After I calmed down and I could see that he wasn't going to change his mind I said, "Well, what goes around comes around." He got all offended at that and said that I was the one who was damaging our relationship. ME? I said, "You already succeeded in doing that. He also said that I put a good guilt trip on him. I replied that I didn't put it on him, he did. I said that if he made the right decision then he wouldn't be feeling guilty end of story. He has to live with himself and right now I am so mad at him I can't even express into words how I feel. I am leaving out some stuff that was said but it wont make that much of a difference. I mentioned all the important things that were said but I still am confused as to whose wedding this is because first my Aunt said it was the fiances family then she said in the second phone call that it was her family and then my cousin said it was the fiances family again. Talk about confusing! I'll let you all know what comes of all of this. I do know my daughter is going to have a beautiful communion and we are going to have a great time. My best friend who I have known since 3rd grade is coming and I am so happy that she is. My other best friend might also be coming to.

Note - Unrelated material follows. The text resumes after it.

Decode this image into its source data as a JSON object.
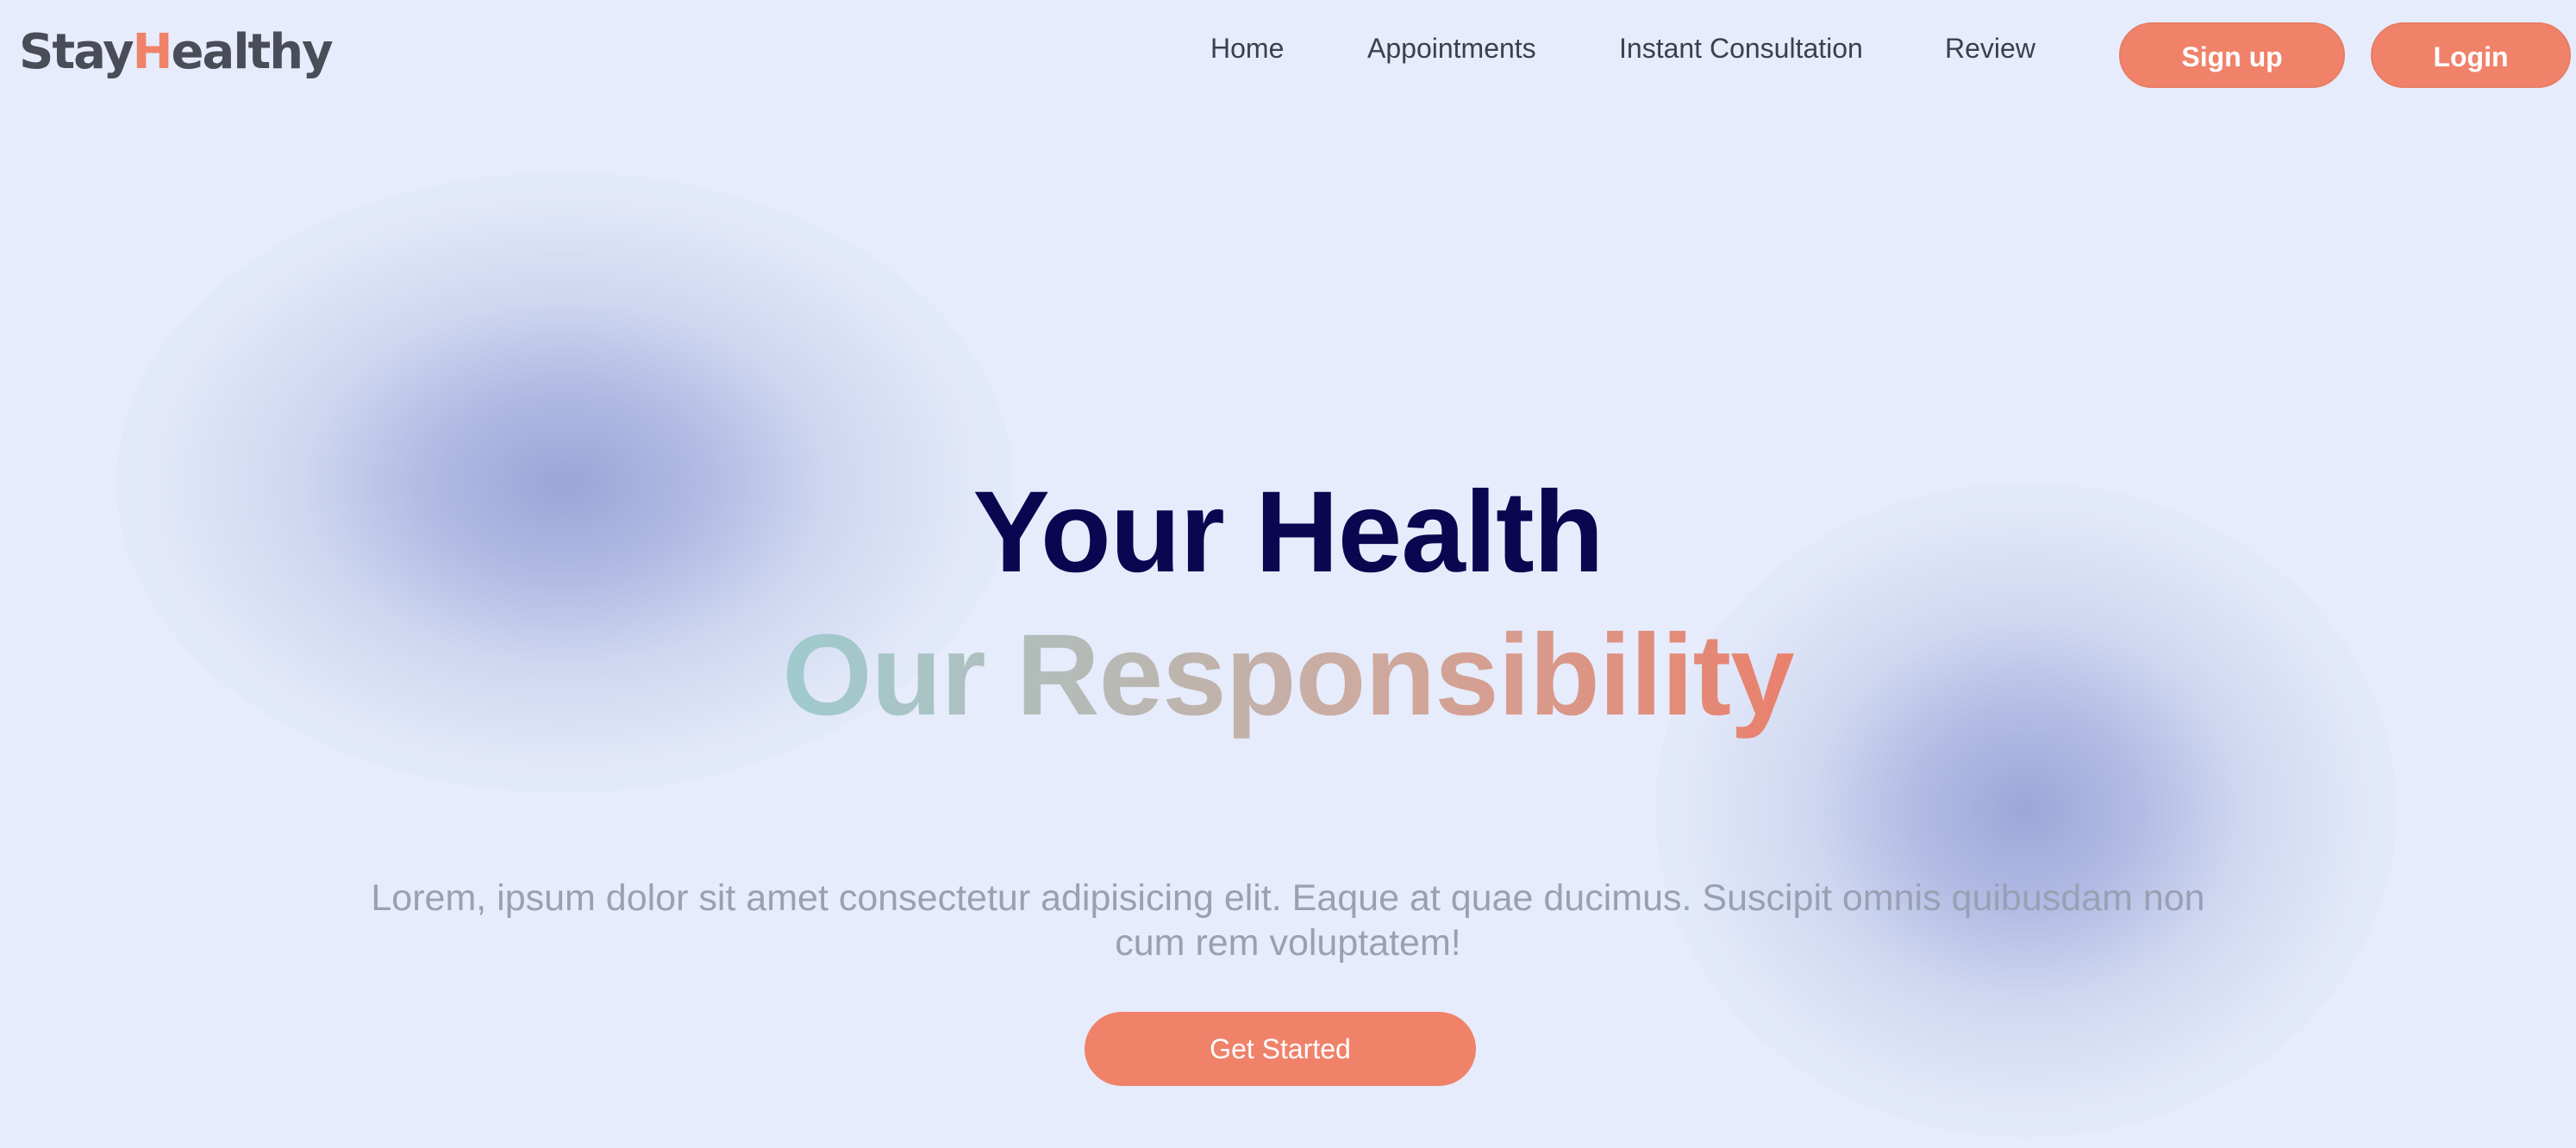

Today I went and found 2 awesome outfits at Lord & Taylor with my husbands help. He did a great job helping me out and telling me what looked good and bad on me. I also found the most beautiful silver shoes that go with both dresses! It has taken me so long to find something to wear to my daughters communion. Now I just have to decide which one to wear to my daughters party and which one to wear to my cousins little girls communion party. Choices, choices!

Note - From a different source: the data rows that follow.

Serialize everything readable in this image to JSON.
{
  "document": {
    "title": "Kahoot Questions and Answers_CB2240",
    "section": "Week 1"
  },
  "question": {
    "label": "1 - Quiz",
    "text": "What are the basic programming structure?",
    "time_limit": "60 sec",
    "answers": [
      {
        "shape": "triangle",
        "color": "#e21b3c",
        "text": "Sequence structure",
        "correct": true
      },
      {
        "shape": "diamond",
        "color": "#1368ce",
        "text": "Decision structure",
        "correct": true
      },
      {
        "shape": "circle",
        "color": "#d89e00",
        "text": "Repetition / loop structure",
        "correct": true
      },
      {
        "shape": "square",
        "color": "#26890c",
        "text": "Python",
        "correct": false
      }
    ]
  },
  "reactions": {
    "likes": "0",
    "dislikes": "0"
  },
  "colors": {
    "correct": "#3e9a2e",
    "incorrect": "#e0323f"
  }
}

The best thing happened to me after all this stress of today. My husband came home from taking our daughter to communion practice and gave me this beautiful gift bag from the church. When I opened it I was so surprised that I started to cry. Not because I was upset but because there are good and caring people in this world. It was a Prayer Shawl made specifically for me. It was made and prayed over for me by the lovely ladies in the Prayer Shawl Ministry that my church has. Here are some pictures.

Prayer Shawl 1
Prayer Shawl Tag
Prayer Shawl

Isn't it gorgeous!!! I love the colors and how they look like a rainbow. I have it wrapped around me right now. You know what, it works.